Classification is also where size and risk are assessed. A feature requiring database migrations and an API change sits in a different risk category from one that adds a UI toggle. Many teams introduce sub-types — feature · small, feature · large — when the distribution for a single type stays wide. The test: does the cycle time distribution become unimodal when you separate it?

There is no standard set of types that works for every team. Stage routing is the first signal for finding natural groupings: if one class of work visits stages another never touches — a design review slot or a security sign-off — they are candidates for different types. The cycle time distribution confirms the grouping. Plot each candidate type separately and check for a single peak. If the distribution stays multimodal, the group contains at least one more natural split. Add types until each produces a unimodal histogram.

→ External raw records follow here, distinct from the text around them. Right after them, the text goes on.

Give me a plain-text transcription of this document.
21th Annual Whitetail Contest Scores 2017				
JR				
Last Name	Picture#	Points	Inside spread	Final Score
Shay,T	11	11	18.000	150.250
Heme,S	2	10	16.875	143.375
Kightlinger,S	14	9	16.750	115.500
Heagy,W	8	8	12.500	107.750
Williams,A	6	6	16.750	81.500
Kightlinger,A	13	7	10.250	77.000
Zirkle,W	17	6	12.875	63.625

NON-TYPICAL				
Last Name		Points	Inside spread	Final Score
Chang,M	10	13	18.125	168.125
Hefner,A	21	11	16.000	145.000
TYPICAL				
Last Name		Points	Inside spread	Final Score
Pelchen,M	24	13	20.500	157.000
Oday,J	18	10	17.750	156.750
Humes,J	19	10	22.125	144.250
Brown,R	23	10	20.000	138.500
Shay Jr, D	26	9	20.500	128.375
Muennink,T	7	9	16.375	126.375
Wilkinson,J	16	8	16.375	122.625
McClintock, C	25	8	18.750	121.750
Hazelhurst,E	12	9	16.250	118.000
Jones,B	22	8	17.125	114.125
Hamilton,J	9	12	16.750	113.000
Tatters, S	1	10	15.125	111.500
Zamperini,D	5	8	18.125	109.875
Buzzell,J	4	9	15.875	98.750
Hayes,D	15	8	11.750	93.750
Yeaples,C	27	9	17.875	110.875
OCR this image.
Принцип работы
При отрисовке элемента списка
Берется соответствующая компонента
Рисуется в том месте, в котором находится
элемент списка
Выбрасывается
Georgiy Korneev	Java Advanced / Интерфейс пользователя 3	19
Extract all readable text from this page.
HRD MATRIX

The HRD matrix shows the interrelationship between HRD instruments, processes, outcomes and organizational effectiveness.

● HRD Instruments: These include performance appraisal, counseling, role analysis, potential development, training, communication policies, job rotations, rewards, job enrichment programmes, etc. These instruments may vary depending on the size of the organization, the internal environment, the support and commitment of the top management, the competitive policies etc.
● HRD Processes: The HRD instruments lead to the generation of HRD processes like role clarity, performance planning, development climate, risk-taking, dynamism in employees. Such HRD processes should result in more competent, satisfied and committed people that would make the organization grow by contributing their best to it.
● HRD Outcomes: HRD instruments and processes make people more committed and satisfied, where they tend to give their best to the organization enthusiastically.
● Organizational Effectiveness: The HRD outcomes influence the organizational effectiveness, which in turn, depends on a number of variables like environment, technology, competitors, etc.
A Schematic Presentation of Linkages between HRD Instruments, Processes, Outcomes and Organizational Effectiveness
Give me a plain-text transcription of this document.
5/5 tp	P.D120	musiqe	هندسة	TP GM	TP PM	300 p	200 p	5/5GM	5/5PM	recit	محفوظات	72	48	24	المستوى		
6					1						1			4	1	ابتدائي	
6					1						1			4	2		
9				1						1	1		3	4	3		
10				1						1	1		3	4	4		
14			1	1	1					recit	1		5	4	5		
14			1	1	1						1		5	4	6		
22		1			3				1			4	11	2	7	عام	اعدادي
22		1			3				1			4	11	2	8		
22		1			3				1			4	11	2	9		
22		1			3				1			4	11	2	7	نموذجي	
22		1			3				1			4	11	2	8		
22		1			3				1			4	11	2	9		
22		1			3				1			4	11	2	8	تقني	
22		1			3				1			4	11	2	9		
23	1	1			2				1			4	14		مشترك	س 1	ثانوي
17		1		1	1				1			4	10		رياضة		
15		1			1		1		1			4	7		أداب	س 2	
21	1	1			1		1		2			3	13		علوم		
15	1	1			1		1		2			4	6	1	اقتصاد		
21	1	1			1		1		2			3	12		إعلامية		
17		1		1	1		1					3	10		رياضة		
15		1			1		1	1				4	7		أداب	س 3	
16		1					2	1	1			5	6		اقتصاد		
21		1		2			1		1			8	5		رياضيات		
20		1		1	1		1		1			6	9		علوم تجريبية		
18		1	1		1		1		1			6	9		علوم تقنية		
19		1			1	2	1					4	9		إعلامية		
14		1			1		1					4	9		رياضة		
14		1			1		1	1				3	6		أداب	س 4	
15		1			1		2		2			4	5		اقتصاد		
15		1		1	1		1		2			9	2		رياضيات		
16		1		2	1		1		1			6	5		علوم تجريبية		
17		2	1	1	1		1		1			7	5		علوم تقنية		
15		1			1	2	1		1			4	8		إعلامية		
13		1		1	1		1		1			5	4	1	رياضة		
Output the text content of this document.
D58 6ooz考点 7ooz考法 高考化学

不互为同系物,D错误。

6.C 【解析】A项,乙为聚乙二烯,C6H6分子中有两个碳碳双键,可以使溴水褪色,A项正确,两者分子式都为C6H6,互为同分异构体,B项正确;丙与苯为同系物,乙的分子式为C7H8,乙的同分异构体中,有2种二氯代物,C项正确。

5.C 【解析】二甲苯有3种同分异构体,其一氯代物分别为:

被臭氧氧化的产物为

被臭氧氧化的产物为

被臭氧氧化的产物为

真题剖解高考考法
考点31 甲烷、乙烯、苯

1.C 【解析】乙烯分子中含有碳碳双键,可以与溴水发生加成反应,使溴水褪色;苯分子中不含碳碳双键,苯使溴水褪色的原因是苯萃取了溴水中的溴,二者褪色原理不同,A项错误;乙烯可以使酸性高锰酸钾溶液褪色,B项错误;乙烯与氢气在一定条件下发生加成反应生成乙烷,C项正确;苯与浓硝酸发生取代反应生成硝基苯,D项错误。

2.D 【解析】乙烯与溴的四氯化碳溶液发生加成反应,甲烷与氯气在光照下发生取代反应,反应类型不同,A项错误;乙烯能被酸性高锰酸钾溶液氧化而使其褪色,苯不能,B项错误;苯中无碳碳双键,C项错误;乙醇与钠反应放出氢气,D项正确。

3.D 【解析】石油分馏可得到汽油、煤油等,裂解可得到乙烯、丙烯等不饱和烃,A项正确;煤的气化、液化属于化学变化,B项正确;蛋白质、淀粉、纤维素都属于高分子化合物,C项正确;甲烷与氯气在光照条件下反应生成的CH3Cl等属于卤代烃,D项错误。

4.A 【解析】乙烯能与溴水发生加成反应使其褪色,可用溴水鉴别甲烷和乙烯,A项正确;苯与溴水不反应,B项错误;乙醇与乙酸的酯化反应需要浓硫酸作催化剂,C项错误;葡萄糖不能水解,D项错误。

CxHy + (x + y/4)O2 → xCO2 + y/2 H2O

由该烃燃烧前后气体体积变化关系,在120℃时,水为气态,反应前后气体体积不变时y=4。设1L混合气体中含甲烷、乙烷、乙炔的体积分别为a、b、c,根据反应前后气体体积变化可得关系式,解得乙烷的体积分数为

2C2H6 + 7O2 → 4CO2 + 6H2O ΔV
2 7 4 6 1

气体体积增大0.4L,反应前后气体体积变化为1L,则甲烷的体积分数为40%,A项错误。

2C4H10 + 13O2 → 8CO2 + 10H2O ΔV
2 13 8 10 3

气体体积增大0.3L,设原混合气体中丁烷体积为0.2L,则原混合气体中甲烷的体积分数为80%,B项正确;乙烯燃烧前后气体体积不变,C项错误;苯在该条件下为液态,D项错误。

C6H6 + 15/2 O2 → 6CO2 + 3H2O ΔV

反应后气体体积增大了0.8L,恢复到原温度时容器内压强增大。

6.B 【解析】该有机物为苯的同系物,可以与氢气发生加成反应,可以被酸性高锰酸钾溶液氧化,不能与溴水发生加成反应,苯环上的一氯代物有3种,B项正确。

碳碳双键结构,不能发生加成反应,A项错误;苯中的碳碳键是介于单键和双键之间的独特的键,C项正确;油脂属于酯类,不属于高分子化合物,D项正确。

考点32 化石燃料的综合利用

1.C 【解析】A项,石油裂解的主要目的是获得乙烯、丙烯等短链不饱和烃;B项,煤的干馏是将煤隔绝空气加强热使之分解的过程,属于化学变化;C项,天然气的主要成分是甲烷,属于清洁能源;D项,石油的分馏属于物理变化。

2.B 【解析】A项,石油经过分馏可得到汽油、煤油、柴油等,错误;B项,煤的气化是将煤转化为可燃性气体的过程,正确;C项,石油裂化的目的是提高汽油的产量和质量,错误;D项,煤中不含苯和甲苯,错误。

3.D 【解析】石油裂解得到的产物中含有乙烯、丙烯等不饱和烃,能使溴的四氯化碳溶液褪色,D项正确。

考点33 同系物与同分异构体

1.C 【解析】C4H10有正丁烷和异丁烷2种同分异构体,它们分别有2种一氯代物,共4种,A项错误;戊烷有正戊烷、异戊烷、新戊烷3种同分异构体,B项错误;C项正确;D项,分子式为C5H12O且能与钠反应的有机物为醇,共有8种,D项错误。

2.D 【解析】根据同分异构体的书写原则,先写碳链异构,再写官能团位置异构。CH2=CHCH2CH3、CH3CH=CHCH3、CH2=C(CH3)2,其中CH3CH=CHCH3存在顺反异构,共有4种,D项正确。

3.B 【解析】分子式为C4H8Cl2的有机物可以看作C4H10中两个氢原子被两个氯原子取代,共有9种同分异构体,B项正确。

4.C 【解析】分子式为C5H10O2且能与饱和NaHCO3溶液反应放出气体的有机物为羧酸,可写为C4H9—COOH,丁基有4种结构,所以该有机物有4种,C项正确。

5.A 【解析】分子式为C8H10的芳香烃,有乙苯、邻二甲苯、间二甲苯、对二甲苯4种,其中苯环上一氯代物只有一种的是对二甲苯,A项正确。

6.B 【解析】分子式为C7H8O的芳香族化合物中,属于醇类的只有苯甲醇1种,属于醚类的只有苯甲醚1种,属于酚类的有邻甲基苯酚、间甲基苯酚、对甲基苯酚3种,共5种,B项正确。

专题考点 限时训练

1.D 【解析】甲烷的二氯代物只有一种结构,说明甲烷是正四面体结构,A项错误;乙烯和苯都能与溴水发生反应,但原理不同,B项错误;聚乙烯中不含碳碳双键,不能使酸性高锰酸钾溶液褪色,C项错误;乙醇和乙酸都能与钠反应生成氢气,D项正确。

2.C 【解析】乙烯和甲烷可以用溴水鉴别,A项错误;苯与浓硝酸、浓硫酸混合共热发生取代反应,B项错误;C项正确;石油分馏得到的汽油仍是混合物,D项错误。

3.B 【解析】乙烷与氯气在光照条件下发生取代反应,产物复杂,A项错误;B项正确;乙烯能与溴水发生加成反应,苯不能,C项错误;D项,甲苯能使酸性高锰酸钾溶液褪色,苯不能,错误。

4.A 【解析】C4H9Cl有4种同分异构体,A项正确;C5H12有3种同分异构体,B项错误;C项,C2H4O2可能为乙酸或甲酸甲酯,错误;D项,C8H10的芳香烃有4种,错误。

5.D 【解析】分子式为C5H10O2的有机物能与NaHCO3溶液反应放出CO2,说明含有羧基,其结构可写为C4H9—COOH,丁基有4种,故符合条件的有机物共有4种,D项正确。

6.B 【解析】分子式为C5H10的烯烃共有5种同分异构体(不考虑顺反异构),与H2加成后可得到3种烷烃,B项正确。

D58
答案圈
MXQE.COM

The distribution as a diagnostic

A histogram for a single well-classified type should be unimodal — one peak, a tail. When the combined histogram is multimodal, the diagnostic question is whether unlike types have been separated. The valley between peaks marks where two populations differ in characteristic pace; it doesn’t disappear by improving the process, only by splitting the view.

A type that remains multimodal after separation usually contains a hidden sub-type. A bug pool with two peaks is often mixing pre-release defects — found in testing, lower urgency — with production incidents treated as hotfixes. Separating the sub-type resolves the second peak.

A wide or multi-peaked distribution produces a scheduling range too broad to be useful: a median of 4 days and an 85th percentile of 12 days means you can’t commit to either date with confidence.

Escaped defects are not delivery

An escaped defect has a ticket, moves through stages, and completes. Found in production rather than testing, it carries the cost of a quality failure — throughput that adds nothing to planned capability.

Tracking escaped defects as their own type separates them from intentional delivery in throughput and cycle time reporting. A team whose throughput is rising while its escaped defect count is also rising is externalising quality cost to production; the work that looks like delivery is partly rework. Mixed into general metrics, that distinction disappears.

A rising count is a reason to examine the testing stages, not to celebrate throughput. The cost includes the discovery window in production and the rework it triggers — neither of which appears in the cycle time histogram.

Takeaways

  • Classify to communicate, track output, and see resourcing load. A single item count without type answers none of these.
  • Each type follows a distinct flow path. Different stages, different stall points, different inherent cycle times.
  • Use the histogram to answer "when to start". Take the type’s 85th-percentile cycle time, count back from the target delivery date — that’s the latest safe start.
  • A multimodal distribution signals mixed types. Separate them; each should resolve into a unimodal curve. A type that stays multimodal contains a hidden sub-type.
  • Escaped defects are not delivery. Track them separately; a rising count means more quality cost is reaching production.